Guest perspective by Ralph Nader
Given the Niagara of commentary on the nomination of Elena Kagan to become an Associate Justice of the Supreme Court of the United States, we know very little about the nominee. For friend and critic alike, the predominant view of Ms. Kagan is that she has publically uttered or written remarkably little of her own views on any subject that directly or remotely relates to her forthcoming position.
As a law school graduate, brief stint as a practitioner, special assistant on domestic policy to President Clinton, professor of Law and Dean of Harvard Law School, Elena Kagan has been unusually circumspect, despite her lively tenure as editor of the Daily Princetonian while an undergraduate in Tigertown.
Here is how a colleague of equal rank in the Clinton White House describes many group meetings there on important matters: "She never said much, was very pleasant, smiled a lot, the type of person who rises by not giving offense. She almost never engaged in give or take at the often spirited meetings. Her opinions weren't known. But she is what she is which is exactly what President Obama wants."
The problem for Ms. Kagan is that there was one occasion where she was wonderfully outspoken – her long review of Professor Stephan L. Carter's book “The Confirmation Mess" in the University of Chicago Law Review during the Spring of 1995. Taking Professor Carter sharply to task she comes out as a full-throated champion of confirmation hearings that deal with "substantive issues," adding that the “Senate ought to view the hearings as an opportunity to gain knowledge and promote public understanding of what the nominee believes the Court should do and how she would affect its conduct.”
Continuing, Ms.
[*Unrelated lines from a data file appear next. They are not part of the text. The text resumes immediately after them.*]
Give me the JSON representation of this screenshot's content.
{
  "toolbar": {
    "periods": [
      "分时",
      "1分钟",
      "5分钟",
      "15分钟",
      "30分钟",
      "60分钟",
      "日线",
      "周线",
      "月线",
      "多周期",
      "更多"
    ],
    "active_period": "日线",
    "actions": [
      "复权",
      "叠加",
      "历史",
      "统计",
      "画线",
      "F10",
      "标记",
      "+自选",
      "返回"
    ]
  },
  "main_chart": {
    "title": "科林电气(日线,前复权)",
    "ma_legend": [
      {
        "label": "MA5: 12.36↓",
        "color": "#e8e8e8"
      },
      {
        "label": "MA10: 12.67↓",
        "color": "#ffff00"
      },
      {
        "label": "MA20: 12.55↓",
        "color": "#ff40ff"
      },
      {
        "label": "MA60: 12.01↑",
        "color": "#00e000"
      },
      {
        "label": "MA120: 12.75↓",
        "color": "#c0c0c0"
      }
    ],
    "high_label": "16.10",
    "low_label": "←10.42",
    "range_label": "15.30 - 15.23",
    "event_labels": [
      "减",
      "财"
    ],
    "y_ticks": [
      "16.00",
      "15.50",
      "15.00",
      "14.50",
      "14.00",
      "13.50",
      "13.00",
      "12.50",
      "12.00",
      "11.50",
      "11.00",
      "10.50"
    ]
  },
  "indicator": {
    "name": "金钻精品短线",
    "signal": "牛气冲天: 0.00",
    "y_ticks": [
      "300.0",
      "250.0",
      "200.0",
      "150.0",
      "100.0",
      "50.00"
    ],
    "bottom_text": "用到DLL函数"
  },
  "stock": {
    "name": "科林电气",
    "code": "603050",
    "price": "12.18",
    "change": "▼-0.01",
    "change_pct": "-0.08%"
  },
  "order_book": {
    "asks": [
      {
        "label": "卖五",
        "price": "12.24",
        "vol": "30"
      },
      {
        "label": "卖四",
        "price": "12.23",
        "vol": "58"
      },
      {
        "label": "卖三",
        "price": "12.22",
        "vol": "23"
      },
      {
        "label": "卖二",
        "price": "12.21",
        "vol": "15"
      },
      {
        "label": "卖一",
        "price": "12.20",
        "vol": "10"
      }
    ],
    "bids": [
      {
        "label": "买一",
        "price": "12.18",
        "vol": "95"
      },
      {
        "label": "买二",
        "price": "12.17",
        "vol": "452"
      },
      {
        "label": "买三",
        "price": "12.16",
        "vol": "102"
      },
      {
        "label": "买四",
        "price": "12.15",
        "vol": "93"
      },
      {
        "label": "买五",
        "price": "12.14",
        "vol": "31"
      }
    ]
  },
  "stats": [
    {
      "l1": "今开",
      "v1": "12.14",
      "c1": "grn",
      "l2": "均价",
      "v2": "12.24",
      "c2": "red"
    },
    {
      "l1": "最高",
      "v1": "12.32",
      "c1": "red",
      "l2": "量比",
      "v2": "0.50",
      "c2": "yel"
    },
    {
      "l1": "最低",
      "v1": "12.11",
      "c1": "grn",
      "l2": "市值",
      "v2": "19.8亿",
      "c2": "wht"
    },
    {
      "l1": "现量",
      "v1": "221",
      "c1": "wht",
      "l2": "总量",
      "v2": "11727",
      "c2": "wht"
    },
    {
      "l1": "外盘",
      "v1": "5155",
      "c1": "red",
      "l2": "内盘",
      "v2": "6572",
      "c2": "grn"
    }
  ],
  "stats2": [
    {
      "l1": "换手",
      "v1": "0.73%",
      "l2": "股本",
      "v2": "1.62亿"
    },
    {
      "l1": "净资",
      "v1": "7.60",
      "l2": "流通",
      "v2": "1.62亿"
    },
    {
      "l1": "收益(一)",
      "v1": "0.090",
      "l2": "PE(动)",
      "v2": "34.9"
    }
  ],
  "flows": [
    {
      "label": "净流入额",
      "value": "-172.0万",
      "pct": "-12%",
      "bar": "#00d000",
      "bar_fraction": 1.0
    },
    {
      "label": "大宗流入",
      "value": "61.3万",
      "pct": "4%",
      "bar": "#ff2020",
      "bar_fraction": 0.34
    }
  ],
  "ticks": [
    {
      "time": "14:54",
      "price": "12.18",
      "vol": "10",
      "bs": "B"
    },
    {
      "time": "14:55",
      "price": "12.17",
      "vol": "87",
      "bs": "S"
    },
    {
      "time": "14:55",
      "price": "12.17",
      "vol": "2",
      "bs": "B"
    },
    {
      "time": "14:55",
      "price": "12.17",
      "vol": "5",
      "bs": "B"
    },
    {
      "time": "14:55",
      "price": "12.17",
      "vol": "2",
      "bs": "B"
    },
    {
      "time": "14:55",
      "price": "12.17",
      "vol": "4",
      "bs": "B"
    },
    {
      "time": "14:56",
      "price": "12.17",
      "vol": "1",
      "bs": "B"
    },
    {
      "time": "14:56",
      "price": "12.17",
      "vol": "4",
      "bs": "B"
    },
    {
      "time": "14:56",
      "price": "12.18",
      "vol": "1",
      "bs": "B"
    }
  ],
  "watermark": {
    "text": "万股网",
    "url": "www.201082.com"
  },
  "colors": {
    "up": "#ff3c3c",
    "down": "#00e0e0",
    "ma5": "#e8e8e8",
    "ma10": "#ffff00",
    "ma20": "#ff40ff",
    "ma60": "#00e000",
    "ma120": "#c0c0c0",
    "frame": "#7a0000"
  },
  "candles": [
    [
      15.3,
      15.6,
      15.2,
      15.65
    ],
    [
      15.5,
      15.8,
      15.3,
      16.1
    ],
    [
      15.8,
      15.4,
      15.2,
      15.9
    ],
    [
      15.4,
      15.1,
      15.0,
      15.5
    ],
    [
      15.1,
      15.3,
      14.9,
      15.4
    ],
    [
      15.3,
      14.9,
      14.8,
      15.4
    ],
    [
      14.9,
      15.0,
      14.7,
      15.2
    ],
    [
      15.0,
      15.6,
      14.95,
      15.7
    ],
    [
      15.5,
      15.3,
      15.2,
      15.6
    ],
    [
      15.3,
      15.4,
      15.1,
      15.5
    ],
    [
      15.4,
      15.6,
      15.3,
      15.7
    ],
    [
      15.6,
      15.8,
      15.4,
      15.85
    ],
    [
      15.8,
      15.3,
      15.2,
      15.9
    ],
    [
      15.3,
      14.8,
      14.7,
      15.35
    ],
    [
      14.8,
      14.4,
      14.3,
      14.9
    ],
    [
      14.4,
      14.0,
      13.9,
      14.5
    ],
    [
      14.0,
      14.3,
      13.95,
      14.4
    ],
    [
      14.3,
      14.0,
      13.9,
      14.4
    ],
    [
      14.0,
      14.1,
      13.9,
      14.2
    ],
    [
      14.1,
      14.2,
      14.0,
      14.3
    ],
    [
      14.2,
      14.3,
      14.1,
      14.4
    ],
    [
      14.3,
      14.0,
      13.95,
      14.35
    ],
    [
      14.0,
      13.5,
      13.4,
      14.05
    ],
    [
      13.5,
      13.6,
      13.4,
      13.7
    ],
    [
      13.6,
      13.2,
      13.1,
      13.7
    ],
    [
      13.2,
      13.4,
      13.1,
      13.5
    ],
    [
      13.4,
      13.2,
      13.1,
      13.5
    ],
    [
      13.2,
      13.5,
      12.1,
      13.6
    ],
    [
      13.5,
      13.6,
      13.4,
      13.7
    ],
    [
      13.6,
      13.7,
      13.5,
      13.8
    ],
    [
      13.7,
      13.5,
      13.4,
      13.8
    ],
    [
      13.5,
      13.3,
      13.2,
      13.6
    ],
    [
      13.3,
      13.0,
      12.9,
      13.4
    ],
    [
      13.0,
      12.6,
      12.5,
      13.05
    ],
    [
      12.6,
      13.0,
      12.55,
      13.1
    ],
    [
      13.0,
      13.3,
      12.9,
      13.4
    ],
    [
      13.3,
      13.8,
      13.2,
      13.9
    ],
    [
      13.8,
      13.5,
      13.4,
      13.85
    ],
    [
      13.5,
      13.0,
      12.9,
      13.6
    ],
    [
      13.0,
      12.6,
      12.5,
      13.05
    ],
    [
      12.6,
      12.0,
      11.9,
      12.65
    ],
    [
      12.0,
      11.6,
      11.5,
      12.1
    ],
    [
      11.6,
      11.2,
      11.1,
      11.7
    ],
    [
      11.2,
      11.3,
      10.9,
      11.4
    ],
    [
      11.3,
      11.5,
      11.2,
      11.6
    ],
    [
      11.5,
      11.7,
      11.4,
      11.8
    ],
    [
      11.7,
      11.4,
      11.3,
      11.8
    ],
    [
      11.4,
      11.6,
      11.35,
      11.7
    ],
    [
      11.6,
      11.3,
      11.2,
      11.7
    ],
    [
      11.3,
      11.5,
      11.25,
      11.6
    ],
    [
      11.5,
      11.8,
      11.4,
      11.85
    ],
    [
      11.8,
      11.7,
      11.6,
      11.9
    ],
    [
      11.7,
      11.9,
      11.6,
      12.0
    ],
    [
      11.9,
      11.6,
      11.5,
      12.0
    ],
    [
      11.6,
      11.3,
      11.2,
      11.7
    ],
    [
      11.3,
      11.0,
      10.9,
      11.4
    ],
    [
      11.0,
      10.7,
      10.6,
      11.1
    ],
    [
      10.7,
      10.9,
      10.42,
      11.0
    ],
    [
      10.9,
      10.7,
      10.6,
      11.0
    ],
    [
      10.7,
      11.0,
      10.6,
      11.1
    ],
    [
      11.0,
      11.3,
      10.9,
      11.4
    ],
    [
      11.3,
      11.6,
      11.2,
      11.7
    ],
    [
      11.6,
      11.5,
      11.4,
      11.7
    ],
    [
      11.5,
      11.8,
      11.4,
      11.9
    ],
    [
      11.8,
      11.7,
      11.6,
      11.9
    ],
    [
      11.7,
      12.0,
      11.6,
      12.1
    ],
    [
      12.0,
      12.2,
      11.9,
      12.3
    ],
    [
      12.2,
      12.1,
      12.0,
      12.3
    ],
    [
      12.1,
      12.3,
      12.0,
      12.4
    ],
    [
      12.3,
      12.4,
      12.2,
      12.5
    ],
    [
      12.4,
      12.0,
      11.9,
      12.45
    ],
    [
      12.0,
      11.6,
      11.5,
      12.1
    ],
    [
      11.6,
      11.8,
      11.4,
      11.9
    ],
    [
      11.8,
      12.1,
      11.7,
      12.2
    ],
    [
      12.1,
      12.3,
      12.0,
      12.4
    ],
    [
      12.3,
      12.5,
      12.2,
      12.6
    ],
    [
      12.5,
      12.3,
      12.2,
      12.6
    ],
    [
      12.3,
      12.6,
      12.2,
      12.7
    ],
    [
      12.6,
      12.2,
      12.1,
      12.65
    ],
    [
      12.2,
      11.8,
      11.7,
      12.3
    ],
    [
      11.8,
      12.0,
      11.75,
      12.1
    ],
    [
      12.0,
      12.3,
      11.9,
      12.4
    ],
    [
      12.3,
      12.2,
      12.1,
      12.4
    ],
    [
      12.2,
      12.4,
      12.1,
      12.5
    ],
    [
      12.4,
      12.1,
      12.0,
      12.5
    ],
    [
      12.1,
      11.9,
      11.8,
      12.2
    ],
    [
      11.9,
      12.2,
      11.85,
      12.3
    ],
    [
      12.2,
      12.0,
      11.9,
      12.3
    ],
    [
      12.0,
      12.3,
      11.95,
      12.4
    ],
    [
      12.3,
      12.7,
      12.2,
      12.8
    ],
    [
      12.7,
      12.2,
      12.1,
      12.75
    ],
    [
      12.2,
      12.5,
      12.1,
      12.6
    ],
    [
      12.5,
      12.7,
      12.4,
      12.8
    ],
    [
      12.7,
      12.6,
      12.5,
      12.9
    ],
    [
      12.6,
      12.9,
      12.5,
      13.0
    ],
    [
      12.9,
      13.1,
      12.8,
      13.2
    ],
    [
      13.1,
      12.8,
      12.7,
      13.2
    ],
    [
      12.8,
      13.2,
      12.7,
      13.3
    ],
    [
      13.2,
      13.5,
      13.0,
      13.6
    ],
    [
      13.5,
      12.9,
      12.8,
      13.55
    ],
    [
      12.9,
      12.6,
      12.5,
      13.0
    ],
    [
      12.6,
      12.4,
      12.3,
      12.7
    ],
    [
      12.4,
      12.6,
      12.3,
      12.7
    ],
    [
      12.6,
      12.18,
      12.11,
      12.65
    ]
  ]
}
Kagan asserts that “[O]pen exploration of the nominee’s substantive views, ... enables senators and their constituents to engage in a focused discussion of constitutional values, to ascertain the values held by the nominee, and to evaluate whether the nominee possesses the values that the Supreme Court most urgently requires. These are the issues of greatest consequence surrounding any Supreme Court nomination (not the objective qualifications or personal morality of the nominee...).”
Those are strong words in today's flabby pretense of Senate confirmation hearings of judicial nominees – hearings which Ms. Kagan described later in her review as presenting to the public “a vapid and hollow charade, in which repetition of platitudes has replaced discussion of viewpoints and personal anecdotes have supplanted legal analysis.”
So, should you look forward to a spectacular demonstration of fire and brain power between the Senators and Elena Kagan? Not likely. The word is that now she has backed away from such authenticity and so has her boss, Barack Obama.
No one can attribute her earlier stands to being naive about Capitol Hill. To the contrary, her strong stand for robust, serious confirmation hearings on “legal issues,” draws on her experience as Special Counsel to the Senate Judiciary Committee “in connection with the nomination of Justice Ruth Bader Ginsburg to the Supreme Court.”
So, it looks like the first casualty of her nomination will be the authenticity (one of her favorite words) she craved for such nominees as Justices Kennedy, Souter, Thomas, Ginsburg and Breyer, having been quoted years ago as how to evasively behave in order to finesse any controversies during the hearing process.
So since it takes at least two to make a charade game, it is left to the Senators to fulfill the vision of the earlier Elena Kagan when she sits in that chair facing her inquisitors. Some Senators will use the pretext that deep questions on issues and philosophy would compromise the independence of the judiciary – a view Ms. Kagan explicitly rejected in her book review.
Others, being partisan Democrats, want to get the hearing over at super speed, which means a few pro forma questions. A few will take their constitutional responsibilities or their partisan roles seriously and probe into her qualifications – such as not coming from a judgeship background – or her imputed ideological biases.
In any event, this state of affairs is not the worst of the confirmation process. The deterioration reaches the exclusion of witnesses that reflect just the wide range of questions and judgments that Ms. Kagan championed.
I know this from my own request to testify, for example, on the Roberts nomination regarding an ignored area of his experience. I was turned down by the Democrats on the Judiciary Committee.
During the Stephen Breyer nomination, Dr. Sidney Wolfe and I presented detailed testimony regarding Mr. Breyer's de-regulatory philosophy and the raw empirical reality of human casualties and tortious products that rebut it. That participation would not likely be repeated today. Instead, there are a few carefully choreographed panels of constitutional law specialists, each given five minutes, and all presented as window dressing after, not before or between, the testimony and questioning of the nominee.
So, short of a cumulative public protest before the hearings begin in July, expect the words of assistant professor of law, Elena Kagan, to be relegated to an everlasting limbo as an expression of youthful exuberance replaced by the political realism of autocratic minds.